Esch/Alzette – Urbanisme

“Notre politique, regrouper les
projets en grands plans directeurs”

 

C’est avec ces mots que débute notre entretien avec Jean Goedert, architecte-directeur de la ville d’Esch-sur-Alzette. La “capitale du sud” dont l’essor reposait il y a quelques décennies encore sur l’activité sidérurgique, est en passe de se métamorphoser pour devenir un deuxième pôle d’attraction incontournable dans le pays. Outre le site Belval, Esch-sur-Alzette a plusieurs grands chantiers dans ses cartons dont les plans directeurs sont en passe d’être finalisés.

Voici les deux premiers dans cette édition de Lëtzebuerger Gemengen.

Tout d’abord, quelle est votre vision d’architecte-urbaniste sur le site de Belval et ses implications sur la ville d’Esch-sur-Alzette?

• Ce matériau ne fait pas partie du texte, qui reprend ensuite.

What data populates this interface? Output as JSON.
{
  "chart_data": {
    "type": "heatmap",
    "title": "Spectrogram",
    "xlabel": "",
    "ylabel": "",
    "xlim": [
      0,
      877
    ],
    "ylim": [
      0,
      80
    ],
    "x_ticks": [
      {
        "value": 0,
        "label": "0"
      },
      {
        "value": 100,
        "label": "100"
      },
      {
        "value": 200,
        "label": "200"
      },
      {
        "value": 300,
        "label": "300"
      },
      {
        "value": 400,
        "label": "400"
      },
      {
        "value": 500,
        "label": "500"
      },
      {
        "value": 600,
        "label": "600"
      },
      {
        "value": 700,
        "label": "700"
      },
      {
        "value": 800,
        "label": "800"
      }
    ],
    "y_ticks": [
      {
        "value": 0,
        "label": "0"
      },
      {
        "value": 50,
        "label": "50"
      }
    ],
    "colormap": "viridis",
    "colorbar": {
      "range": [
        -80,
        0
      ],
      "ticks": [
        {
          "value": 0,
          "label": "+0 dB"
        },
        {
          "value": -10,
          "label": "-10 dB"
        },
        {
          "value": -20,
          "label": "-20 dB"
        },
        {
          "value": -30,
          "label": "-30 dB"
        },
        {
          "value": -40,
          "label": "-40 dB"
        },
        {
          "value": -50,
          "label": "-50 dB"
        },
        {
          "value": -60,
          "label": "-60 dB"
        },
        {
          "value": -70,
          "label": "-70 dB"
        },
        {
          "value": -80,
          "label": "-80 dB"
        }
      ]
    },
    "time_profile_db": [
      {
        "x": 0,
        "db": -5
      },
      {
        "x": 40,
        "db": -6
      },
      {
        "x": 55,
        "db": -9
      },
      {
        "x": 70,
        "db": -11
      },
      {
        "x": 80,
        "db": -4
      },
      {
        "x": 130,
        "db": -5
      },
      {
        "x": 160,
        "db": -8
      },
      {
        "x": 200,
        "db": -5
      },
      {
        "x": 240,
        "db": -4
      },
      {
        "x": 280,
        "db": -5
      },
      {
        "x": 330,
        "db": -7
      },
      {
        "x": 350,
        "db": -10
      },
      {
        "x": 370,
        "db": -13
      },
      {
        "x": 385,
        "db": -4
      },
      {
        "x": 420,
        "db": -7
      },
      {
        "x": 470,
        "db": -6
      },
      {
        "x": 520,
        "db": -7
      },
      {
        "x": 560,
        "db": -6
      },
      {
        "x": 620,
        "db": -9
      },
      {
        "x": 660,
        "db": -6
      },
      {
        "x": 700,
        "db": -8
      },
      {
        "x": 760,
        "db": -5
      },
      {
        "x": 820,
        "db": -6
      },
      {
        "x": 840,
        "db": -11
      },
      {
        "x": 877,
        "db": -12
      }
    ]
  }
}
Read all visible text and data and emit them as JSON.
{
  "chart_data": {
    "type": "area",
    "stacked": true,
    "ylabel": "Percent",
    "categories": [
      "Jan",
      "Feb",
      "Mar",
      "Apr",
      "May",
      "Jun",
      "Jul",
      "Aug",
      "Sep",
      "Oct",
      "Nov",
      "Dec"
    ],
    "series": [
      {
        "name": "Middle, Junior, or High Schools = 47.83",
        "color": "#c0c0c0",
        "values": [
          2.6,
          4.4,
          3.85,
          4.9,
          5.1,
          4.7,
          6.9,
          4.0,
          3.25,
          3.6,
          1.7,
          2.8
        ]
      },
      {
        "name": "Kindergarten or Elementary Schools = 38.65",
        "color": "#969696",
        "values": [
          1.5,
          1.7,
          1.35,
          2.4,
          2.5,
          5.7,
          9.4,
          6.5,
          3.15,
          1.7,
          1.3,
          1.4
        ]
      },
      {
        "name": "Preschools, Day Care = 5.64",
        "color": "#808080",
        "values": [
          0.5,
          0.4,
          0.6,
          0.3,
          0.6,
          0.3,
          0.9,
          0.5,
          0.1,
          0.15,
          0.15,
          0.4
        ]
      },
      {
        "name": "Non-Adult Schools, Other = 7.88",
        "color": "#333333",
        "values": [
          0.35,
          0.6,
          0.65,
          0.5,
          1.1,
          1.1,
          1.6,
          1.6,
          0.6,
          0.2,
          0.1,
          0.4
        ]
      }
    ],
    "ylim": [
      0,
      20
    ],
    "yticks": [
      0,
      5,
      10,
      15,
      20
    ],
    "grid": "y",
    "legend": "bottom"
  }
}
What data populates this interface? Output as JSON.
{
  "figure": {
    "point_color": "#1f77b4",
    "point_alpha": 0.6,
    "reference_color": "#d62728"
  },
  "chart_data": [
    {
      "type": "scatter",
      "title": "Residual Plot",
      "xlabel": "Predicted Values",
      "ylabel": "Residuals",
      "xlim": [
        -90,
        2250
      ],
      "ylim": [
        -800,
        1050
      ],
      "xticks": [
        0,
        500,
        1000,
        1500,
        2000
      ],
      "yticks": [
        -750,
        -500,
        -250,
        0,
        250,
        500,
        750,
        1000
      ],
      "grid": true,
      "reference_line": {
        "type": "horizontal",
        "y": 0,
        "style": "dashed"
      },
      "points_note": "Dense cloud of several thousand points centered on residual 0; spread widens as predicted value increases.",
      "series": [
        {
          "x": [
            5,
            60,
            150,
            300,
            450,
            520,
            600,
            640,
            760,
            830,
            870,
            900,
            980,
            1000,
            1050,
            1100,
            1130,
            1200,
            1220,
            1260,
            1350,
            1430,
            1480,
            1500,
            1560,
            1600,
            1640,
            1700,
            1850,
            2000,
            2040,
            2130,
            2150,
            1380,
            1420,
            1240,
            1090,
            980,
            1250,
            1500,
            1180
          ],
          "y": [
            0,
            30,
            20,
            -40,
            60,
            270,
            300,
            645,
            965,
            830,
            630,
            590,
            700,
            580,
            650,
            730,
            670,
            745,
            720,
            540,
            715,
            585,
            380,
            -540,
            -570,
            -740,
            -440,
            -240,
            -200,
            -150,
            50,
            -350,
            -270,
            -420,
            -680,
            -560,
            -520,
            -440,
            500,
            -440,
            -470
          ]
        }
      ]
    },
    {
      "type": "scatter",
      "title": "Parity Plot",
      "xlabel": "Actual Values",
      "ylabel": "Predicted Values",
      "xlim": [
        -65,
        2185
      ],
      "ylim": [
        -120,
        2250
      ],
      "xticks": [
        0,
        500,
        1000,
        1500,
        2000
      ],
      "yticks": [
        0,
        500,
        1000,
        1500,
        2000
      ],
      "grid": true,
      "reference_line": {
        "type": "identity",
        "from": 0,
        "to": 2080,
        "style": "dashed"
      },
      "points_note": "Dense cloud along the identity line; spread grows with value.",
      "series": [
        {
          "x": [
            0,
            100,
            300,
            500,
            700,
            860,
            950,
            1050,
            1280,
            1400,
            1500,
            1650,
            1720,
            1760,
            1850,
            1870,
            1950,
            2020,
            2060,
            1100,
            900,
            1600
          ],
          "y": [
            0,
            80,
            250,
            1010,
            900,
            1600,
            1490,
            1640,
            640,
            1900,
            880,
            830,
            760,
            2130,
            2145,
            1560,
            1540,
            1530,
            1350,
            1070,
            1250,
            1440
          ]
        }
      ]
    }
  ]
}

Belval a une incidence importante sur tous les autres projets de la ville, c’est une évidence. C’est la raison pour laquelle notre service analyse de près l’incidence de ce projet sur tout le développement de la ville d’Esch. Le projet Belval doit être considéré comme un “projet omniprésent” et donc comme point de départ à un développement cohérent de la ville avec les nouveaux projets à venir. Notre grand défi consiste à assurer une complémentarité entre Belval et les autres projets. Mais ceci implique d’autres paramètres, comme parvenir à réaliser une bonne interconnection entre Belval et le reste de la ville. Nous allons même plus loin dans nos réflexions en considérant  – d’un point de vue urbanistique – Esch-ouest comme centre de l’agglomération eschoise si l’on y intègre Mondercange, Schifflange et Belval. Le développement urbain doit être considéré comme une planification et un travail sur le terrain de longue haleine qui s’étend sur des décennies voire davantage encore.
La connexion de Belval au tissu urbain n’est pas encore optimale puisqu’il n’y a que deux accolades qui peuvent connecter le projet à la ville d’Esch directement. L’autre accolade, quant à elle, n’est que partiellement sur le territoire luxembourgeois. Là où je veux en venir, c’est que nous devons non seulement voir loin dans le temps mais aussi loin dans l’espace. En l’occurrence, avoir une vue transfrontalière des choses. Nous attendons pour cela la constitution du groupement économique de coopération transfrontalière afin de pouvoir adapter nos grands plans d’aménagement généraux ou d’urbanisme avec les communes françaises avoisinantes avec lesquelles nous sommes d’ailleurs déjà en contact.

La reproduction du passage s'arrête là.